Sangatta
Ada Doa Politik di MTQ Kutai Timur
"Sebenarnya tidak tepat disampaikan di. MTQ. Ini momen musabaqah, bukan momen politik. Jangan merusak MTQ dengan wacana seperti itu"
Sebanyak
1.165 peserta dan official dari 18 kecamatan akan berkompetisi dalam
belasan cabang lomba hingga penutupan acara yang dijadwalkan 4 Maret
mendatang. Semangat utama yang diusung adalah penguatan syiar dan dakwah
Islam. Dana kegiatan berasal dari Anggaran LPTQ Kutim yang berasal dari
dana hibah Pemkab Kutim tahun 2011.
Namun yang menarik perhatian
peserta justru adalah doa yang disampaikan Ketua Majelis Ulama
Indonesia (MUI) Kutim, H Sobirin Bagus. Pasalnya dalam salah satu bagian
doa terselip kalimat yang bernuansa politik.
Awalnya doa
berlangsung khidmad dengan berbagai nuansa spiritualitas yang tinggi.
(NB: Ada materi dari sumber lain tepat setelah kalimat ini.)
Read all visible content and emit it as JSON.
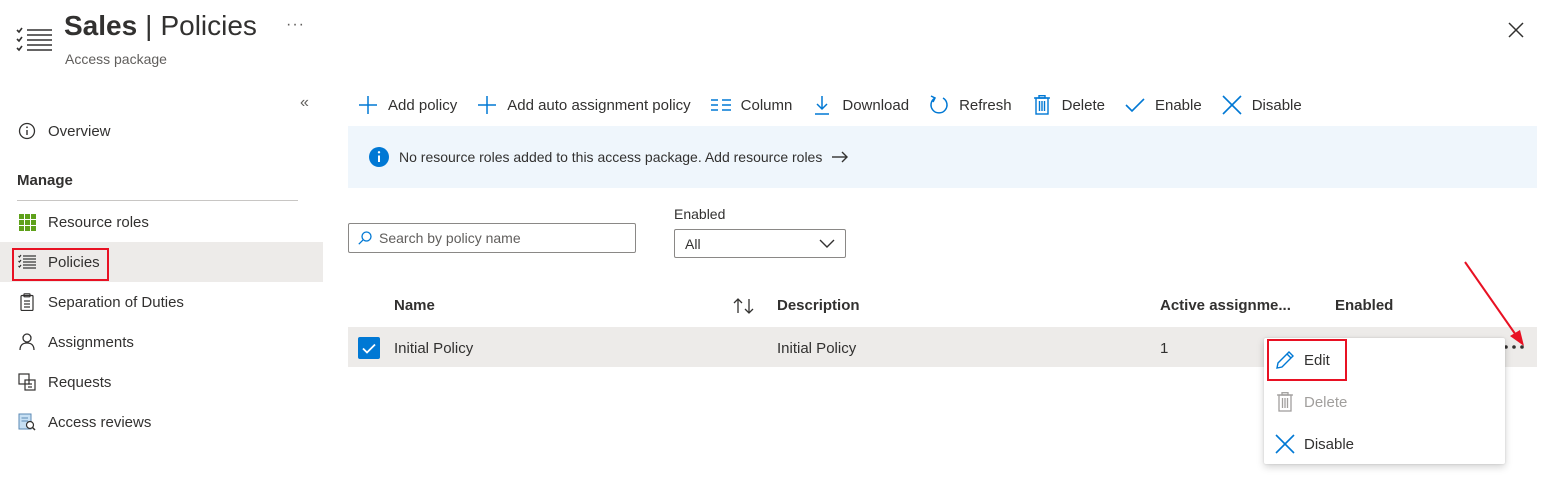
{
  "header": {
    "title_bold": "Sales",
    "title_sep": "|",
    "title_rest": "Policies",
    "subtitle": "Access package",
    "more": "···"
  },
  "sidebar": {
    "overview": "Overview",
    "manage_label": "Manage",
    "items": [
      {
        "label": "Resource roles",
        "icon": "grid-icon"
      },
      {
        "label": "Policies",
        "icon": "checklist-icon"
      },
      {
        "label": "Separation of Duties",
        "icon": "clipboard-icon"
      },
      {
        "label": "Assignments",
        "icon": "person-icon"
      },
      {
        "label": "Requests",
        "icon": "requests-icon"
      },
      {
        "label": "Access reviews",
        "icon": "review-icon"
      }
    ],
    "collapse": "«"
  },
  "toolbar": {
    "add_policy": "Add policy",
    "add_auto": "Add auto assignment policy",
    "column": "Column",
    "download": "Download",
    "refresh": "Refresh",
    "delete": "Delete",
    "enable": "Enable",
    "disable": "Disable"
  },
  "banner": {
    "text": "No resource roles added to this access package. Add resource roles"
  },
  "filters": {
    "search_placeholder": "Search by policy name",
    "enabled_label": "Enabled",
    "enabled_value": "All"
  },
  "table": {
    "columns": [
      "Name",
      "Description",
      "Active assignme...",
      "Enabled"
    ],
    "rows": [
      {
        "name": "Initial Policy",
        "description": "Initial Policy",
        "active": "1",
        "enabled": ""
      }
    ]
  },
  "context_menu": {
    "edit": "Edit",
    "delete": "Delete",
    "disable": "Disable"
  },
  "colors": {
    "accent": "#0078d4",
    "highlight": "#e81123",
    "selected_bg": "#edebe9",
    "banner_bg": "#eff6fc"
  }
}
Namun pada bagian pertengahan, Sobirin menyampaikan sebuah kalimat yang
dinilai beberapa warga sebagai doa politik.
Pada kalimat doa
tersebut dituturkan bahwa pada bulan November 2013 mendatang akan
digelar pemilihan Gubernur dan Wakil Gubernur Provinsi Kalimantan Timur.
Sobirin kemudian memanjatkan doa agar Yang Maha Kuasa memberikan
kesempatan kepada putera terbaik Kutai Timur untuk memimpin provinsi
Kalimantan Timur.
Lantas kalimat tersebut diikuti kata "Aamiin"
yang lebih keras dari rata-rata, bahkan sebagian peserta MTQ bertepuk
tangan. Tak ayal setelah sesi doa selesai, sebagian peserta
berbisik-bisik mengapa bisa ada doa bernuansa politis di tengah acara
keagamaan yang khidmad.
Salah satu warga menilai kalimat doa
seperti itu tidak tepat disampaikan dalam momen MTQ. "Sebenarnya tidak
tepat disampaikan di. MTQ. Ini momen musabaqah, bukan momen politik.
Jangan merusak MTQ dengan wacana seperti itu," katanya.
Terlebih
spirit MTQ adalah spirit dakwah, syiar agama, sekaligus ajang
silaturahmi. "Seharusnya doa dalam kegiatan MTQ jangan dicampurbaurkan
dengan politik. Hal itu bisa menciderai," katanya.